It's like an avalanche. I feel myself go under and the weight of it's like hands around my neck. I never stood a chance. My heart has frozen over and I feel like I am treading on thin ice."
Ton adolescence fut chaotique. Beaucoup de tes tuteurs se vantaient d'avoir vécu le pire avec toi, qu'un sale gosse ne pouvait que s'améliorer à l'adolescence. Si seulement. Il a fallu que tu traînes dans les pires gonfles, que tu finis tabassé à mort, à trois doigts d'être en prison, soules, drogué, bref que tu testes toutes tes limites avant de vraiment te calmer. Ça a duré trois ans ainsi. De tes treize ans à tes seize ans, tu ne faisais que ça de tes journées. Des conneries, des voles, des traffics, des cassages de gueules... Le pire c'est que tu ne regrettes rien.

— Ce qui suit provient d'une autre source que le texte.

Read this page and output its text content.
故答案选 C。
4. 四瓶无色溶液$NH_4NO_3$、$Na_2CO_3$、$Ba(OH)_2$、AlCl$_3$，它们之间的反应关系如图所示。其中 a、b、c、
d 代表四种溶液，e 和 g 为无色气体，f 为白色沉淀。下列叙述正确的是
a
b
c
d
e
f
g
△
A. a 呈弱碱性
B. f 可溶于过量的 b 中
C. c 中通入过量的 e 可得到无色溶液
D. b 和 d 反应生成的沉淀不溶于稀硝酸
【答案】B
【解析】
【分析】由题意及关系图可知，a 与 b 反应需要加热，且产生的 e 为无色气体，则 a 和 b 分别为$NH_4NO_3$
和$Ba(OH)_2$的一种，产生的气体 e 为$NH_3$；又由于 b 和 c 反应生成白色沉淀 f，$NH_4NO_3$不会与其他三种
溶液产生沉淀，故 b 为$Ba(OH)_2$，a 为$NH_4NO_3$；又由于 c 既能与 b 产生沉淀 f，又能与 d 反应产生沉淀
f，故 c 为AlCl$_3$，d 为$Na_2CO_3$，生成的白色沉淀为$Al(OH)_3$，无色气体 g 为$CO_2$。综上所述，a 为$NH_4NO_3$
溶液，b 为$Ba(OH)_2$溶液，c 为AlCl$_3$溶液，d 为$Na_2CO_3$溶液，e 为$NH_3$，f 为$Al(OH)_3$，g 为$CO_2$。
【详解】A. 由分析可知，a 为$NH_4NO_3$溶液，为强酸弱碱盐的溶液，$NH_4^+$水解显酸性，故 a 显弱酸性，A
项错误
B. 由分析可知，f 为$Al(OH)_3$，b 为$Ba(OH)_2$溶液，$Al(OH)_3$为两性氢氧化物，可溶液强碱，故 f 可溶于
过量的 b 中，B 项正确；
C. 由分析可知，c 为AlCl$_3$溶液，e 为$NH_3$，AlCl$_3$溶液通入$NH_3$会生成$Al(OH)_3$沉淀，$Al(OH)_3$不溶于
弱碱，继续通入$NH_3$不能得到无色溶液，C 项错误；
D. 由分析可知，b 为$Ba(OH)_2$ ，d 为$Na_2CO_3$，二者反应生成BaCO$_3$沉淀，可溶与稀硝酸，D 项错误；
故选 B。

Tu ne t'es jamais attaqué à des innocents. Bon, le caissier au kiosque du coin a très certainement pas mérité que vous voliez une partie de son magasin... mais en soit ce n'est pas ce que tu as fais de pire. Il a sûrement dût continuer sa vie... ou pas. Enfin, parfois tu regrettes un peu, t'essaies de te dire que ça ne sert à rien de culpabiliser ce qui compte c'est de t'améliorer maintenant. Mais ce n'est pas chose facile, pour toi comme pour les autres, de te faire devenir quelqu'un de bien. Avec tout ça, t'as quand même le mérite d'avoir réussi à finir tes études malgré les nombreuses heures de cours que tu as séché. Pas de mentions, mais tu t'en foutais. Dans l'art, la mention c'est "créativité" le reste n'as aucune importance.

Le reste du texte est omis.